Abstract
Obese women are more likely to have decreased insulin sensitivity and are at increased risk for many adverse pregnancy outcomes. An early lifestyle intervention (LI) may have the potential to reduce the impact of insulin resistance (IR) on perinatal outcomes. We report post hoc analysis of an open-label randomized control trial that includes IR women with body-mass index ≥25 randomly assigned to a LI with a customized low glycemic index diet or to standard care (SC) involving generic counseling about healthy diet and physical activity. Women were evaluated at 16, 20, 28, and 36 weeks of gestation, at which times perinatal outcomes were collected and analyzed. An oral-glucose-tolerance test (OGTT) showed that women in the LI group had lower plasma glucose levels at 120 min at 16–18 weeks of gestation, and at 60 and 120 min at 24–28 weeks. More importantly, these women had a lower rate of large-for-gestational-age (LGA) infants (p = 0.04). Interestingly, the caloric restriction and low-glycemic index diet did not increase the rate of small-for-gestational-age (SGA) babies in the LI group. A lifestyle intervention started early in pregnancy on overweight and obese women had the potential to restore adequate glucose tolerance and mitigate the detrimental role of IR on neonatal outcomes, especially on fetal growth.
Highlights
Obesity is among the risk factors for decreased insulin sensitivity or increased insulin resistance, defined as the decreased response of a nutrient to a given concentration of insulin at target tissue such as liver, muscle, or adipose tissue [1]

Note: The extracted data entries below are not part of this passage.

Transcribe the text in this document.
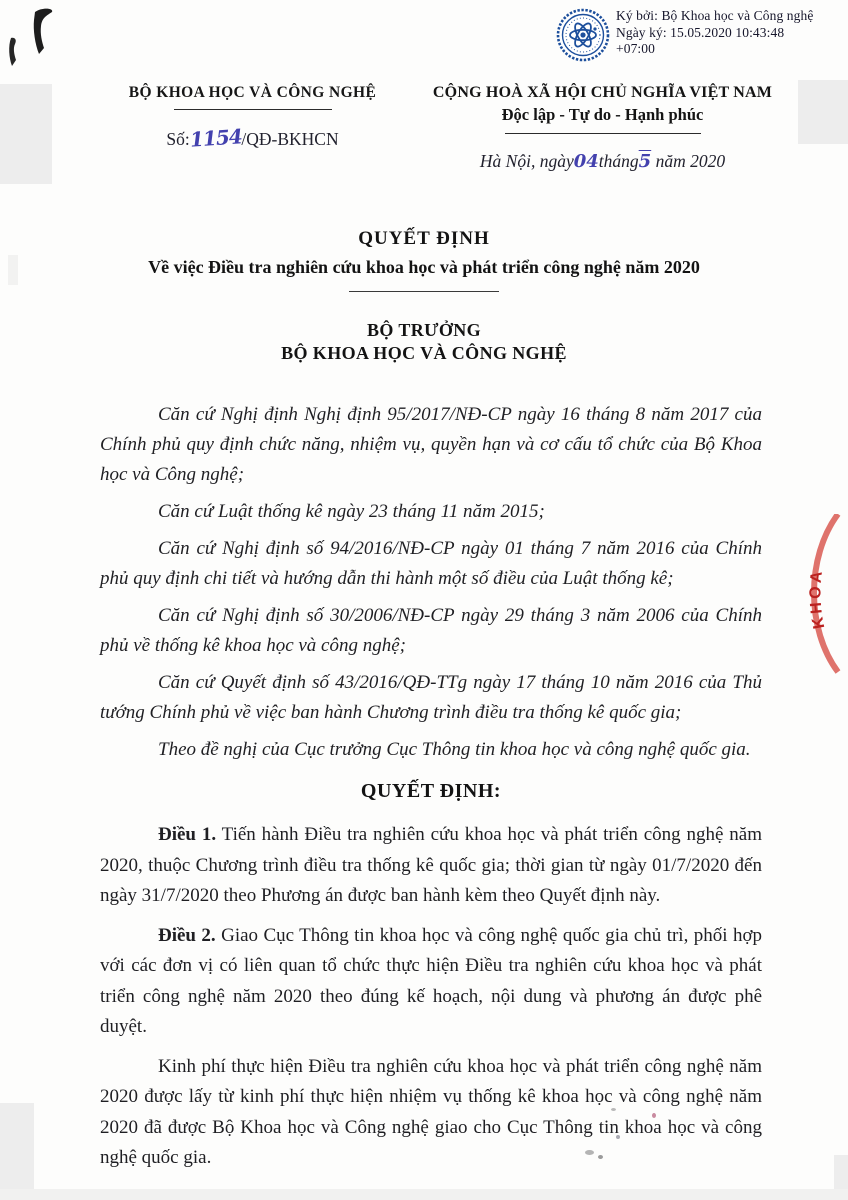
Ký bởi: Bộ Khoa học và Công nghệ
Ngày ký: 15.05.2020 10:43:48
+07:00
BỘ KHOA HỌC VÀ CÔNG NGHỆ
Số:1154/QĐ-BKHCN
CỘNG HOÀ XÃ HỘI CHỦ NGHĨA VIỆT NAM
Độc lập - Tự do - Hạnh phúc
Hà Nội, ngày04tháng5 năm 2020
QUYẾT ĐỊNH
Về việc Điều tra nghiên cứu khoa học và phát triển công nghệ năm 2020
BỘ TRƯỞNG
BỘ KHOA HỌC VÀ CÔNG NGHỆ

Căn cứ Nghị định Nghị định 95/2017/NĐ-CP ngày 16 tháng 8 năm 2017 của Chính phủ quy định chức năng, nhiệm vụ, quyền hạn và cơ cấu tổ chức của Bộ Khoa học và Công nghệ;

Căn cứ Luật thống kê ngày 23 tháng 11 năm 2015;

Căn cứ Nghị định số 94/2016/NĐ-CP ngày 01 tháng 7 năm 2016 của Chính phủ quy định chi tiết và hướng dẫn thi hành một số điều của Luật thống kê;

Căn cứ Nghị định số 30/2006/NĐ-CP ngày 29 tháng 3 năm 2006 của Chính phủ về thống kê khoa học và công nghệ;

Căn cứ Quyết định số 43/2016/QĐ-TTg ngày 17 tháng 10 năm 2016 của Thủ tướng Chính phủ về việc ban hành Chương trình điều tra thống kê quốc gia;

Theo đề nghị của Cục trưởng Cục Thông tin khoa học và công nghệ quốc gia.

QUYẾT ĐỊNH:

Điều 1. Tiến hành Điều tra nghiên cứu khoa học và phát triển công nghệ năm 2020, thuộc Chương trình điều tra thống kê quốc gia; thời gian từ ngày 01/7/2020 đến ngày 31/7/2020 theo Phương án được ban hành kèm theo Quyết định này.

Điều 2. Giao Cục Thông tin khoa học và công nghệ quốc gia chủ trì, phối hợp với các đơn vị có liên quan tổ chức thực hiện Điều tra nghiên cứu khoa học và phát triển công nghệ năm 2020 theo đúng kế hoạch, nội dung và phương án được phê duyệt.

Kinh phí thực hiện Điều tra nghiên cứu khoa học và phát triển công nghệ năm 2020 được lấy từ kinh phí thực hiện nhiệm vụ thống kê khoa học và công nghệ năm 2020 đã được Bộ Khoa học và Công nghệ giao cho Cục Thông tin khoa học và công nghệ quốc gia.

KHOA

We aim to evaluate if those clinical improvements could benefit perinatal outcomes in the subgroup of women showing insulin resistance
Eighty-two women out of 217 (30.2%) showed insulin resistance (IR) according to a HOMA index >2.5 of 9–12 weeks of gestation and were included in the study
Summary
Obesity is among the risk factors for decreased insulin sensitivity or increased insulin resistance, defined as the decreased response of a nutrient to a given concentration of insulin at target tissue such as liver, muscle, or adipose tissue [1]. When this altered insulin status is prolonged, individuals are prone to developing metabolic syndrome and associated conditions such as diabetes, hypertension, hyperlipidemia, and cardiovascular disorders [2]. A pregnancy-related 60% decrease in insulin sensitivity puts overweight and obese women at greater risk for complications such as gestational diabetes mellitus (GDM), preeclampsia, and fetal growth abnormalities. Pregnancy was considered a metabolic-stress test for the lifelong risk of metabolic-syndrome development [1,4].